I would love to say that it was a case of going to get her and heading home, but it wasn’t. When I arrived my phone rang and it turned out it was Alex’s teacher calling from the other side of the school yard. Before I even went to deal with Olivia I ended up in Alex’s classroom talking to his teacher about some of the struggles he’s been having. We have really good communication, so much of it wasn’t new, but rather a “we’re still struggling with this”. Yesterday he decided to pick up a piece of gum off the ground during break, and smear it all over the inside of his cubicle, among other things.
It would be easy to say “boys will be boys” but that would be a cop out. The dynamics in his class are hard too. There are 8 kids, doing grade 1 work, and they range in age from 5 to 10 or 11. Alex is the youngest. It’s not abnormal for Haitian kids to be all ages in the same grade because kids have started school late or gone sporadically. The school our kids go to is mostly made up of kids from the on-site children’s home, but there are about 20 kids from the surrounding communities that go as well. They’re well on the way to regulating the ages a bit more, but it’s a very long process that needs to take place over a matter of years as they bring new kids into the preschool level and move them up. The principal is a friend of ours, and in the 7+ years that she’s been there she’s done amazing work at getting kids caught up.
The biggest issue is that Alex struggles with change and the kid is a deep thinker. Chris just came from talking to his teacher again this morning and on the way to school had a chat with Alex that had something to do with Alex expressing fears about having to go to college. He’s 5. Chris had to remind him that college is a long way off and that maybe he should focus on getting through grade 1. Alex’s class has moved from working together on learning to read and doing a lot of activities together, to starting their workbook work that they do on their own. I think that change has been hard for him, so we’re going to be working with him at home after school to get caught up to most of the other kids in his class. He needs his confidence boosted and to feel like he’s able to do it, and he thrives with one on one attention.
After dealing with Alex’s issues I moved to the task at hand and went to deal with Olivia’s issues. Like I said, we’re so thankful for her teachers. The three of us talked together, with each of them taking time to talk to her about what had happened, her attitude, and encouraging her to take the next two days while she’s suspended to think about who she wants to be as a person and make some changes. Aside from being suspended there are a couple of other things that will be going on for her once she gets back that are normal in a situation like this, and at home she’s grounded for a month (which is a big deal for her) and will be doing a lot of writing about cheating, honesty, integrity, etc. She’s also scheduled to fly to the US with her Daddy at the end of February to visit Grandma and Grandpa for two weeks at their treat, and she knows that the trip might be cancelled for her if she doesn’t show marked improvements in her attitude and school work.
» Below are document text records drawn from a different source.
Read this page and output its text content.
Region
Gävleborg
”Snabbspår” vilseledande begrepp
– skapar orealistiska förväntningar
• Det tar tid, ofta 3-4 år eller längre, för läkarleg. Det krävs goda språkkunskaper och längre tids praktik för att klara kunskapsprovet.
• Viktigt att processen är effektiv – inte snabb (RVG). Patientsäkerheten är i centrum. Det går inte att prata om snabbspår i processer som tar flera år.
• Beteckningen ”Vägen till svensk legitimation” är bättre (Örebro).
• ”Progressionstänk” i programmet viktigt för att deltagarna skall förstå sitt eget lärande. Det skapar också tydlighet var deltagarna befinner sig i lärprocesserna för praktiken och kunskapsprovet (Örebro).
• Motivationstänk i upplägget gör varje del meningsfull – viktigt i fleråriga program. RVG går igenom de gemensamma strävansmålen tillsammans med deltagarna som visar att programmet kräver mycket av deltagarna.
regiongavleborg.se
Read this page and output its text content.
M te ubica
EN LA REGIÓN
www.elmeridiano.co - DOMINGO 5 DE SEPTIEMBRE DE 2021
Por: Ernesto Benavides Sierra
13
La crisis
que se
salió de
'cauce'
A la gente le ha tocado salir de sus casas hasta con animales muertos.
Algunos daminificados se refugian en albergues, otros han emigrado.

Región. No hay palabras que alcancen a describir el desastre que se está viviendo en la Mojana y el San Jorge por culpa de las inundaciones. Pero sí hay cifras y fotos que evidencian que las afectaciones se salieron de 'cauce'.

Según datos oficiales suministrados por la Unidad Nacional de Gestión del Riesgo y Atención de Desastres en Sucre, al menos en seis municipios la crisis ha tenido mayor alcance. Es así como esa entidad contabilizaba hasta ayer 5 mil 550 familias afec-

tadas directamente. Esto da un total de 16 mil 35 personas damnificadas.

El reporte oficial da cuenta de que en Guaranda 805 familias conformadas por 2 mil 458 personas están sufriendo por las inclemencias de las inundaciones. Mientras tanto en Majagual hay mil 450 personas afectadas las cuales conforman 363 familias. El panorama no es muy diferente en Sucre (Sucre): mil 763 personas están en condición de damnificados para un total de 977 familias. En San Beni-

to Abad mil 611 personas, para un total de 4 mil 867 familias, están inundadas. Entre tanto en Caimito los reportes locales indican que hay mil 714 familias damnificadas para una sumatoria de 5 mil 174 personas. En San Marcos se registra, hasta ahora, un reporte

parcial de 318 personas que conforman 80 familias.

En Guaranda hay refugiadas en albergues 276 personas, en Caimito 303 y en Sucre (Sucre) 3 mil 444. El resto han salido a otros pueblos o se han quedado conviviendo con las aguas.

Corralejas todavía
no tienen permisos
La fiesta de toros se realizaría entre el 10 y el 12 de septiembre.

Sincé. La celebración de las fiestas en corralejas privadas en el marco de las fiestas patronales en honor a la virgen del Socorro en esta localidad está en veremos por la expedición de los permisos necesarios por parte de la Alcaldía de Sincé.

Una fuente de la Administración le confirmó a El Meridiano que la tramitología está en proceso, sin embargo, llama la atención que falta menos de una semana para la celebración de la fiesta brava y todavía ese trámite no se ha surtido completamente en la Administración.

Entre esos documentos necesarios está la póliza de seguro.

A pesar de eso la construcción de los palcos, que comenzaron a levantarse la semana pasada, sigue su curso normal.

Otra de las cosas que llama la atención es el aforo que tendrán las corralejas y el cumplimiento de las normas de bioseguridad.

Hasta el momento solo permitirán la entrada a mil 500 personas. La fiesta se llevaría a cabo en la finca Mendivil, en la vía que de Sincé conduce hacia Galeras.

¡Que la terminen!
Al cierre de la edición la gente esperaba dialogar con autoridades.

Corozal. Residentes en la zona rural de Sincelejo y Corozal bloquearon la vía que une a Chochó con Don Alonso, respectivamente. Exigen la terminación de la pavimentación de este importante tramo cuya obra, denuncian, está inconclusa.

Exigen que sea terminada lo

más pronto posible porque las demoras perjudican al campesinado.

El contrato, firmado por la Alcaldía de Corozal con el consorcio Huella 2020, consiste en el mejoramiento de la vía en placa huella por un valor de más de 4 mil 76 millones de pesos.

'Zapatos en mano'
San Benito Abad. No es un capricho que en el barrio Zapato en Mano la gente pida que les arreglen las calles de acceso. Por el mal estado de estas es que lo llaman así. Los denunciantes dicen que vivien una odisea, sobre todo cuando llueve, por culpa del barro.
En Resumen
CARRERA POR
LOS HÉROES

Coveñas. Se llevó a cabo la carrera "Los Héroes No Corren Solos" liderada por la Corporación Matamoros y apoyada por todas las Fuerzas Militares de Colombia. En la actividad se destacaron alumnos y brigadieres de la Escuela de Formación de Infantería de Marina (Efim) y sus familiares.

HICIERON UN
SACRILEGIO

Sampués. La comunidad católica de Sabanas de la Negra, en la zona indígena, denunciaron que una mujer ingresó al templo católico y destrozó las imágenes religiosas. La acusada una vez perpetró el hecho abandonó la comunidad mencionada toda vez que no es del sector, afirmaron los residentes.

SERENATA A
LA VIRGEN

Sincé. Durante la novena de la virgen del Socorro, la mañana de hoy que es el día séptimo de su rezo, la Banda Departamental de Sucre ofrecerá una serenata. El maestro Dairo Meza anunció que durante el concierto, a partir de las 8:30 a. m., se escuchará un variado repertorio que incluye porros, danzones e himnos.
The conclusion of this story is that parenting is hard. But, I think you already know that. Rest assured, it’s hard here just like it’s hard there. In our situation we also have to factor other things in, like the fact that the peer pressure is different because our kids are the only kids in the school with white parents, and the kids all know that. There’s often a push to see if our kids will do the same things or get treated the same. They will always stand out, especially Alex because he’s literally the only white kid in the school. Extra challenges!